The second time, in the Edith, he missed his entry and was carried over
the pourover dead center in the rapid. The Edith almost stood vertically
in the second wave, then flipped in the cacophony of turbulence. After
crawling from beneath the boat, Ellsworth scrambled on top but was promptly
swept off by a large wave. He kept his grip and stayed with the boat,
and Emery rowed the Defiance to his rescue. They were swept downstream,
finally pulling to shore over a mile below the rapid. By the end of the
rescue, Ellsworth found that “somehow I had lost all desire to successfully
navigate the Soap Creek Rapid.” In 1923, recalling the events of
that day in 1911, Emery Kolb insisted that the U.S. Geological Survey
expedition portage Soap Creek. The ten trip members took an entire day
to move their five boats and one and a half tons of equipment, and Soap
Creek kept its status as the most fearsome rapid in Grand Canyon.
|
Four years later, Clyde Eddy
launched the first gonzo river trip, replete with a dog and a bear cub.
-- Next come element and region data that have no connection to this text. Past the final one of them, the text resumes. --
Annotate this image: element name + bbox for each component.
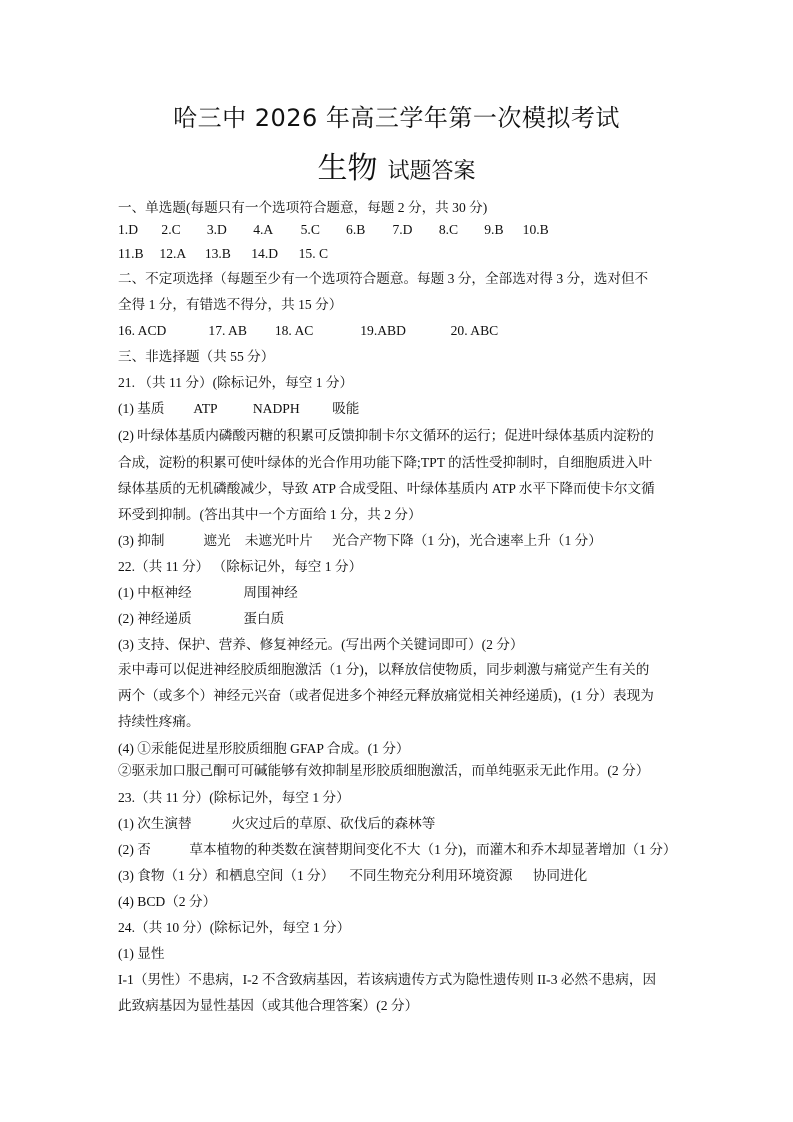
q24-part1-line1: I-1（男性）不患病，I-2 不含致病基因，若该病遗传方式为隐性遗传则 II-3… — [118, 971, 656, 989]
section3-header: 三、非选择题（共 55 分） — [118, 348, 274, 366]
answer-item: ATP — [193, 400, 249, 418]
answer-item: 光合产物下降（1 分)，光合速率上升（1 分） — [332, 532, 602, 550]
q22-part4-2: ②驱汞加口服己酮可可碱能够有效抑制星形胶质细胞激活，而单纯驱汞无此作用。(2 分… — [118, 762, 649, 780]
q22-part4-1: (4) ①汞能促进星形胶质细胞 GFAP 合成。(1 分） — [118, 740, 410, 758]
q21-part2-line4: 环受到抑制。(答出其中一个方面给 1 分，共 2 分） — [118, 506, 422, 524]
answer-key-page: 哈三中 2026 年高三学年第一次模拟考试 生物试题答案 一、单选题(每题只有一… — [0, 0, 793, 1122]
answer-item: (3) 抑制 — [118, 532, 200, 550]
document-title: 哈三中 2026 年高三学年第一次模拟考试 — [0, 98, 793, 133]
q24-part1-line2: 此致病基因为显性基因（或其他合理答案）(2 分） — [118, 997, 418, 1015]
answer-item: 周围神经 — [243, 584, 297, 602]
answer-item: 未遮光叶片 — [245, 532, 329, 550]
answer-item: 7.D — [392, 221, 435, 239]
answer-item: 吸能 — [332, 400, 359, 418]
answer-item: 16. ACD — [118, 322, 205, 340]
subject-label: 生物 — [317, 151, 377, 186]
answer-item: 20. ABC — [451, 322, 499, 340]
q21-part2-line3: 绿体基质的无机磷酸减少，导致 ATP 合成受阻、叶绿体基质内 ATP 水平下降而… — [118, 480, 655, 498]
q24-part1: (1) 显性 — [118, 945, 164, 963]
q22-part3: (3) 支持、保护、营养、修复神经元。(写出两个关键词即可）(2 分） — [118, 636, 524, 654]
answer-item: 12.A — [159, 245, 201, 263]
section1-answers-row1: 1.D 2.C 3.D 4.A 5.C 6.B 7.D 8.C 9.B 10.B — [118, 221, 549, 239]
answer-item: 15. C — [299, 245, 328, 263]
answer-item: 5.C — [301, 221, 343, 239]
answer-item: (1) 基质 — [118, 400, 190, 418]
answer-item: 17. AB — [208, 322, 271, 340]
section2-header-line1: 二、不定项选择（每题至少有一个选项符合题意。每题 3 分，全部选对得 3 分，选… — [118, 270, 648, 288]
answer-item: (1) 中枢神经 — [118, 584, 240, 602]
q21-part2-line2: 合成，淀粉的积累可使叶绿体的光合作用功能下降;TPT 的活性受抑制时，自细胞质进… — [118, 454, 652, 472]
answer-item: 不同生物充分利用环境资源 — [349, 867, 529, 885]
answer-item: 9.B — [484, 221, 519, 239]
subtitle-label: 试题答案 — [387, 159, 475, 184]
section1-header: 一、单选题(每题只有一个选项符合题意，每题 2 分，共 30 分) — [118, 199, 487, 217]
q23-part1: (1) 次生演替 火灾过后的草原、砍伐后的森林等 — [118, 815, 435, 833]
q21-part1: (1) 基质 ATP NADPH 吸能 — [118, 400, 359, 418]
q22-header: 22.（共 11 分） （除标记外，每空 1 分） — [118, 558, 362, 576]
answer-item: 火灾过后的草原、砍伐后的森林等 — [231, 815, 435, 833]
answer-item: (1) 次生演替 — [118, 815, 228, 833]
answer-item: 14.D — [251, 245, 295, 263]
answer-item: 蛋白质 — [243, 610, 284, 628]
answer-item: 1.D — [118, 221, 158, 239]
answer-item: 19.ABD — [360, 322, 447, 340]
answer-item: 草本植物的种类数在演替期间变化不大（1 分)，而灌木和乔木却显著增加（1 分） — [189, 841, 676, 859]
answer-item: 3.D — [207, 221, 250, 239]
section2-answers: 16. ACD 17. AB 18. AC 19.ABD 20. ABC — [118, 322, 498, 340]
section2-header-line2: 全得 1 分，有错选不得分，共 15 分） — [118, 296, 342, 314]
answer-item: 遮光 — [203, 532, 241, 550]
q21-part3: (3) 抑制 遮光 未遮光叶片 光合产物下降（1 分)，光合速率上升（1 分） — [118, 532, 602, 550]
answer-item: 11.B — [118, 245, 156, 263]
section1-answers-row2: 11.B 12.A 13.B 14.D 15. C — [118, 245, 328, 263]
document-subtitle: 生物试题答案 — [0, 143, 793, 187]
answer-item: 4.A — [253, 221, 297, 239]
q21-header: 21. （共 11 分）(除标记外，每空 1 分） — [118, 374, 353, 392]
answer-item: 13.B — [205, 245, 248, 263]
q23-part4: (4) BCD（2 分） — [118, 893, 216, 911]
q24-header: 24.（共 10 分）(除标记外，每空 1 分） — [118, 919, 350, 937]
answer-item: 8.C — [439, 221, 481, 239]
q23-part2: (2) 否 草本植物的种类数在演替期间变化不大（1 分)，而灌木和乔木却显著增加… — [118, 841, 677, 859]
answer-item: (2) 否 — [118, 841, 186, 859]
answer-item: 6.B — [346, 221, 389, 239]
q23-header: 23.（共 11 分）(除标记外，每空 1 分） — [118, 789, 350, 807]
answer-item: (2) 神经递质 — [118, 610, 240, 628]
q22-part3-line3: 持续性疼痛。 — [118, 713, 200, 731]
answer-item: NADPH — [253, 400, 329, 418]
answer-item: 18. AC — [275, 322, 357, 340]
answer-item: 协同进化 — [533, 867, 587, 885]
q22-part3-line1: 汞中毒可以促进神经胶质细胞激活（1 分)，以释放信使物质，同步刺激与痛觉产生有关… — [118, 661, 649, 679]
q23-part3: (3) 食物（1 分）和栖息空间（1 分） 不同生物充分利用环境资源 协同进化 — [118, 867, 587, 885]
answer-item: (3) 食物（1 分）和栖息空间（1 分） — [118, 867, 346, 885]
q22-part3-line2: 两个（或多个）神经元兴奋（或者促进多个神经元释放痛觉相关神经递质)，(1 分）表… — [118, 687, 654, 705]
q21-part2-line1: (2) 叶绿体基质内磷酸丙糖的积累可反馈抑制卡尔文循环的运行；促进叶绿体基质内淀… — [118, 427, 654, 445]
q22-part2: (2) 神经递质 蛋白质 — [118, 610, 284, 628]
answer-item: 10.B — [523, 221, 549, 239]
answer-item: 2.C — [161, 221, 203, 239]
q22-part1: (1) 中枢神经 周围神经 — [118, 584, 298, 602]
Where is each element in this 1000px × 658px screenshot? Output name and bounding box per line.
Eddy had read Dellenbaugh’s account, and he had no intention of
running Soap Creek either, but the river god had other plans for Clyde.
Upon reaching Badger, and thinking it was Soap Creek, Parley Galloway
(Nat’s son) was eager to run the rapid, but Eddy ordered the crew
to line it instead. Rowing through a rainstorm and an upstream wind, the
crew boated the three miles to Soap Creek. Not knowing they stood on the
brink of “the dreaded rapid,” Parley read the water and decided
to run it. As Eddy gushed in his account, “I permitted myself to
enjoy the thrill of the wild and dangerous ride” (Eddy, 1929). It
was not until five months later, on a second trip through Marble Canyon,
that Eddy realized he had been lost; Parley Galloway was the first person
to successfully run Soap Creek Rapid.
But reputations die hard. The “Dusty Dozen,” otherwise known
to history as the Frazier-Hatch expedition, saw the rapid at 3,000 cubic
feet per second (cfs) and portaged. The Carnegie-Cal Tech expedition of
1937 also lined. Shortly thereafter, Buzz Holmstrom, on his historic solo
trip, had heard enough about Soap Creek that he had promised himself he
would portage. Expediency overruled caution, however, and he ran it, writing
in his journal, “At Badger my knees got very weak—but they
were like steel rods compared to the way they were here—if that
channel wasn’t entered just right with crosswise momentum it does
not take a blueprint to tell one what would happen.” (Dimock 2001)
Then, abruptly, no one was bothered by Soap Creek Rapid again. Not Norm
Nevills, who in 1938 seemed to prefer hiking to boating; not Holmstrom
on his repeat trip in 1938; and not Don Harris and Bert Loper, who ran
all the rapids with glee in 1939. Something had changed.
We learned of the long ago changes in Soap Creek Rapid well before we
had carefully read the history. Comparing old and new photographs revealed
changes made subtle by the large annual floods that used to roar down
the Colorado River. When Ellsworth Kolb ran the rapid, he faced a steep
initial drop through exposed rocks into a series of holes. These holes
were either filled in with smaller rocks thrown into the rapid during
a debris flow in the late 1930s, or deposition a little farther downstream
in the rapid backed the flow up sufficiently to stifle the violent hydraulics.
The net change to the rapid is that it is easier to run now; the holes
turned into the waves that make Soap Creek Rapid like a little rollercoaster
ride.
More often than not, debris flows make Grand Canyon rapids easier to navigate.
The 1966 event at Crystal Creek created a hellacious hazard that gave
debris flows a nasty reputation for bad changes in the river corridor.
However, as we have learned at Lava Falls (in 1995), Granite (1984), Waltenberg,
and Soap Creek rapids, some debris flows raise the depth of water over
dangerous rocks or create runs that offer alternative routes. By narrowing
wide rapids, or inserting a boulder or two in strategic places, debris
flows can improve the navigational safety of some rapids. Next time you
enter Hance Rapid, eyes blinded by the afternoon sun, and you wonder where
that Whale Rock is down there, look over at Red Canyon and say your little
prayer to the river god. It’s gonna happen some day.